I know nothing about Oracle, but since the question was expanded to include, say, Postgres...
Some things I've personally used or seen used in Postgres that don't really exist in MySQL (AFAICT)!
- transactions and full-text search together
I know it's popular to use an external FTS since MySQL doesn't have one. Personally, I've had nothing but trouble using separate FTS solutions: if it's possible for the two data sources to get out of sync, I can guarantee that at some point they will. I could use BDB and write my own indices, too, but I don't, because I see no way in which it's better than a built-in index, and a bunch of ways in which it's worse. (OK, in one case I needed a weird custom index, and for that it's nice. If you need a weird custom FTS, then maybe Sphinx is more flexible. But I've never seen a real need for a weird custom FTS, and I'm not even sure that Sphinx is more flexible than Postgres FTS.)
- spatial queries (PostGIS)
I don't know if MySQL has an extension mechanism that allows this, but I'm pretty sure it doesn't have an extension like PostGIS. Let's say you want to query for all coffee shops within 300 meters of a park, and not within 100 meters of a landfill (given that your database has the boundaries of parks, landfills, and coffee shops). It's impressively easy with PostGIS. With MySQL, I think it would probably be a decent amount of work.
Rails people (hey, I used to be one!), especially, like to use STI and pretend that all subclasses have pretty much the same fields as the superclass. It's OK if you only have a couple subclasses or they're all very similar, but trying to map a class hierarchy to tables can get pretty crazy pretty quick. In Postgres, it's easy: make a new table that inherits from the first one, and adds its fields, just like subclassing in your programming language. A data model that actually matches my data! Not as nice as a real OODB but pretty friggin' close.
I know if you stick with InnoDB you get transactions for all data manipulation operations. Postgres also has transactions for all data definition operations. Take a common case: I need a migration to add a column, convert data from the old format to the new format, and remove an old column. In Postgres, I just do it all in one transaction, and there's no chance I'll end up with this transaction partially applied. In MySQL, it can do the data conversion step in a transaction, sure, but if it has to rollback, the new column has still been added, so you need to clean it up by hand, or write a more complex transaction to deal with that (and even then it's still not atomic in the db).
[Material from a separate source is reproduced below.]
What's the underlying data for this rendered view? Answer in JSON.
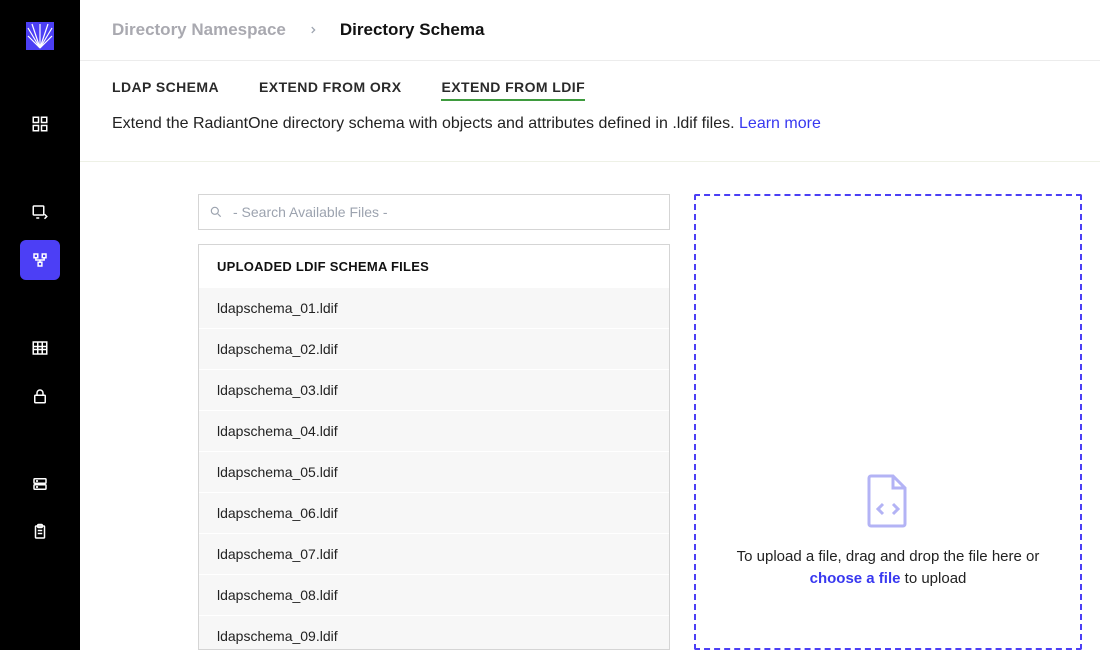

Repeat every day, and enjoy the pain.
(The general theme I see here is the ability to say just what I mean, and therefore work at a higher level of abstraction. Want FTS on my data? Then create a FTS index. Want a spatial query? Then write a spatial query. Want to store subclass data? Then make a subclass table. Want a migration that's completely atomic? Then slap a transaction around it and call it a day. Sure, I can implement any of these in MySQL, but then I'm having to think about and implement and maintain that other thing, rather than just writing a single line of SQL. As a professional programmer there's nothing more valuable to me than being able to work at a higher level of abstraction, full stop.)
Now, I'm not sure if I'd say Postgres is generally "better" than MySQL -- there are certainly things that MySQL does much better and so it certainly has its uses -- but these are a few things I absolutely love about it.